KONTRAK KERJA PERTANIAN

Kerjasama dengan mitra Kerja, Perbankan, Swasta, BUMN dan lain lain, harus dituangkan dalam bentuk , dan dibuat dalam bentuk tertulis dengan mencantumkan kejelasan, resiko, laba, rugi, kepastian minimum pendapatan, jaminan keputusan lahan ( tidak digusur dan tidak dijual ).
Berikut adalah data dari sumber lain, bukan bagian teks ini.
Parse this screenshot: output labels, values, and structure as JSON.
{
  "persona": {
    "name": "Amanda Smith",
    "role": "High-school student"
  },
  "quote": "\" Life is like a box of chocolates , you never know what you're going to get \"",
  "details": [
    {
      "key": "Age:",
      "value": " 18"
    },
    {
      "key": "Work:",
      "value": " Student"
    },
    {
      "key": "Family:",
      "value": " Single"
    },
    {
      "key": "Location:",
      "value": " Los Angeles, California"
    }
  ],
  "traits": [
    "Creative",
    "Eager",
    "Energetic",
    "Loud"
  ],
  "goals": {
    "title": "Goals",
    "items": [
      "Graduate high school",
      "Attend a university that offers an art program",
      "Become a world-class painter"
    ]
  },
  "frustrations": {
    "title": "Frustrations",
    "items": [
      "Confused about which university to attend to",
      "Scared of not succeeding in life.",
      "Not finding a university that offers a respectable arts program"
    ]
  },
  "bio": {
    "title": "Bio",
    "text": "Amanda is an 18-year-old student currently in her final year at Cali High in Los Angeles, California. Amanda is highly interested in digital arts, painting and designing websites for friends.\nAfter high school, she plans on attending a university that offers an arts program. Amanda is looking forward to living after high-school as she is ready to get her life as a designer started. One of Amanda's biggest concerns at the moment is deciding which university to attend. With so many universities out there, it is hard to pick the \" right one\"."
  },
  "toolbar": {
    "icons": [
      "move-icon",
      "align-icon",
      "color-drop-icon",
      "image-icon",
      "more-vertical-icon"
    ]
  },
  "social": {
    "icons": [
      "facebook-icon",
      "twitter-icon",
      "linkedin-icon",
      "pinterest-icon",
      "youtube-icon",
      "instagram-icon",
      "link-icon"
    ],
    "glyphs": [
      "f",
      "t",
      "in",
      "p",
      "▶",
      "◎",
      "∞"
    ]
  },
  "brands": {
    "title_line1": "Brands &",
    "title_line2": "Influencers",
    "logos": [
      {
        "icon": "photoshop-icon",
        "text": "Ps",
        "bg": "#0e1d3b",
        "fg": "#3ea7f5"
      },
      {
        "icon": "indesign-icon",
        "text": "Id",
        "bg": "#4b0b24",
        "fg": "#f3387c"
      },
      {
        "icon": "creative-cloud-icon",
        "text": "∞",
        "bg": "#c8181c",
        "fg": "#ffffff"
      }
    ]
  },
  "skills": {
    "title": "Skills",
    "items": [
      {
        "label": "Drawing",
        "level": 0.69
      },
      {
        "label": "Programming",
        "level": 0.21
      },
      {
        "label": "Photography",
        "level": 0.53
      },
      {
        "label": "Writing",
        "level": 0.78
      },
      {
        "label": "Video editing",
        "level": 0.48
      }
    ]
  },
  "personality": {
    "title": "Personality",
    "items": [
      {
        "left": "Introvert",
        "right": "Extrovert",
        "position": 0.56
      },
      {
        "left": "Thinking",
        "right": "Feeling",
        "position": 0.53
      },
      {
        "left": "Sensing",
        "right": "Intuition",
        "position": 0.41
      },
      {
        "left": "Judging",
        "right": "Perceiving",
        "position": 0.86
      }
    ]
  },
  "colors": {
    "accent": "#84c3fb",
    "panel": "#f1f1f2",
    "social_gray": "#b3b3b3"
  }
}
Beberapa hal penting yang harus ada didalam kontrak
1. Nama dan alas an petani dan mitra kerja
2. Tanggal, hari, tempat dibuat kontrak
3. Jenis dan bentuk kerja sama
4. Harga atau landasan penentuan harga
5. Waktu pengiriman, pengangkutan, penyerahan
6. Denda bagi pihak yang merugikan
7. Tanda tangan yang terlibat saksi dan Notaris.
8. Kontrak yang disetujui

Alasan
Masuk wilayah hukum tertentu ( Notaris, dll)
Untuk membenahi syarat syarat hukum
Supaya jelas untuk diketahui oleh pihak yang yang terkait
Supaya jelas harga saat kontrrak , saat panen atau lainnya
Supay jelas dengan spesifikasi disetujui
Sepesifikasi detail karena berpengaruh terhadap kerja
Kontrak adalah bisnis, jadi harus tegas denda bagi masing masing pihak yang lalai dalam melaksanakan kewajiban
Kontrak tidak berlaku kalau tidak dibuat dihadapan Notaris.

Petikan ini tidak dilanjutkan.